Sharma can achieve this depth only with a versatile actor, and Anubha Fatehpuria most certainly fits the bill in, surprisingly, her first solo show. She sets the scene with Ferenc Molnar’s Famous Actress reassuring worried ladies that their husbands often concoct affairs with her to regain their attention. Comic or piteous, romantic or supercilious, she flits in and out of classic authors from Chekhov (Ivanov and Seagull) to Woolf (Lighthouse and Dalloway), as well as less-known plays not normally revived: Maupassant’s Peace of the Family, on the helplessness of a wife treated as a possession, and the wronged wife in Strindberg’s The Stronger. Other eminences include Hermann Sudermann (Margot), Arthur Schnitzler (Big Scene), Susan Glaspell’s feminist Bernice, and Eugene Brieux’ Julie freeing herself from a loveless marriage in The Three Daughters of M. Dupont.

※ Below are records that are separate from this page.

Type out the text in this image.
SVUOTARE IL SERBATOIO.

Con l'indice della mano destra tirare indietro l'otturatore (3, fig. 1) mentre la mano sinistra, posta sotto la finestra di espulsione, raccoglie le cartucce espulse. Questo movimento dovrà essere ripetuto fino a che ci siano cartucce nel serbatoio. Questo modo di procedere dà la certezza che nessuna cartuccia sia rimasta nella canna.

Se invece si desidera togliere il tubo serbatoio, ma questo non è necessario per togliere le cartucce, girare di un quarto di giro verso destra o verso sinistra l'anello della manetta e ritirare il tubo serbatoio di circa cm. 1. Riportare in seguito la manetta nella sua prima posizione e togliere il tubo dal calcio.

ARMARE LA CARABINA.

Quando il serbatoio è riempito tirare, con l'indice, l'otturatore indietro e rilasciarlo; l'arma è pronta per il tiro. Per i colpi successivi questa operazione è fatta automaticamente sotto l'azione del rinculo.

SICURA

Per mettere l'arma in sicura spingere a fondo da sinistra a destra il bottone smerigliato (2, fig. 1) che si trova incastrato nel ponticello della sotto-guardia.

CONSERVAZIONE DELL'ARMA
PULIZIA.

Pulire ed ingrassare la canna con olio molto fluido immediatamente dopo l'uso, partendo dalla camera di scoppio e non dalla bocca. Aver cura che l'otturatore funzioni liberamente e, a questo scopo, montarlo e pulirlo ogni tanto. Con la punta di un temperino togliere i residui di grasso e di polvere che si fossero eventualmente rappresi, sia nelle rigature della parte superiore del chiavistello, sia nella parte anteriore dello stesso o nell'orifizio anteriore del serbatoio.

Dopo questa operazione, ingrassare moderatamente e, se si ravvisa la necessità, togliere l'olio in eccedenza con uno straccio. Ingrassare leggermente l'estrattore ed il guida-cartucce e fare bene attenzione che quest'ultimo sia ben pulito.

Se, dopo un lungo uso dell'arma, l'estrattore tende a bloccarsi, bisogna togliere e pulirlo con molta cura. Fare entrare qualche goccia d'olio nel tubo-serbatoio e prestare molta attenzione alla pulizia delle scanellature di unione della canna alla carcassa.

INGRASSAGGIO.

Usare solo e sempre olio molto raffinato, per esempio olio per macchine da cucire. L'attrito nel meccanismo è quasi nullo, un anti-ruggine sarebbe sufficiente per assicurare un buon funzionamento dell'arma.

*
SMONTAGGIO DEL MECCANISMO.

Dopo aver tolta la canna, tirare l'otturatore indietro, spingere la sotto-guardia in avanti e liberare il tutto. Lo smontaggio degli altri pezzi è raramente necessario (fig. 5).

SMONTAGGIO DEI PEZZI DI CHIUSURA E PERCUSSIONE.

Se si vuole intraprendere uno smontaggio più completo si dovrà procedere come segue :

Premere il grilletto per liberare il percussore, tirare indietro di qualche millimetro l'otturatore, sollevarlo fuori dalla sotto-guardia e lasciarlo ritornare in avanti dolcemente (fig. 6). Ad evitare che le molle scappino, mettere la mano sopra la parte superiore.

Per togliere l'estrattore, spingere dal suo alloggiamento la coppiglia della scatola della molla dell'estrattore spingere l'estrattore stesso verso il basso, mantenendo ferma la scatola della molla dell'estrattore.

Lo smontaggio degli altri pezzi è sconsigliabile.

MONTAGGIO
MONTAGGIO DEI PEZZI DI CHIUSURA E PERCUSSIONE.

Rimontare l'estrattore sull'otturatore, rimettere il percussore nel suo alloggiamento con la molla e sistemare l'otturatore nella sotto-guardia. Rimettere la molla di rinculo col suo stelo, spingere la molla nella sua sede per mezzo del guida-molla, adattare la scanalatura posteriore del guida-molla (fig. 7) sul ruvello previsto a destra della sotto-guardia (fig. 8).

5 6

Memorably, the silences when she goes offstage into a visible private space to take off her mask and catch her breath, reflect the drained self that actors experience. Puppet-like movements express the dictatorial nature of the director – often male, as here. A brief allusion to Punch and Judy makes us uncomfortably aware of violence on women, which some of her portraits themselves suffer. Sharma’s black design employing many mirrors, lights of novel kinds (see photograph) and looped music and sound convey the sense of being in a theatre, the darkness of the theme and the circular repetitiveness of the stories.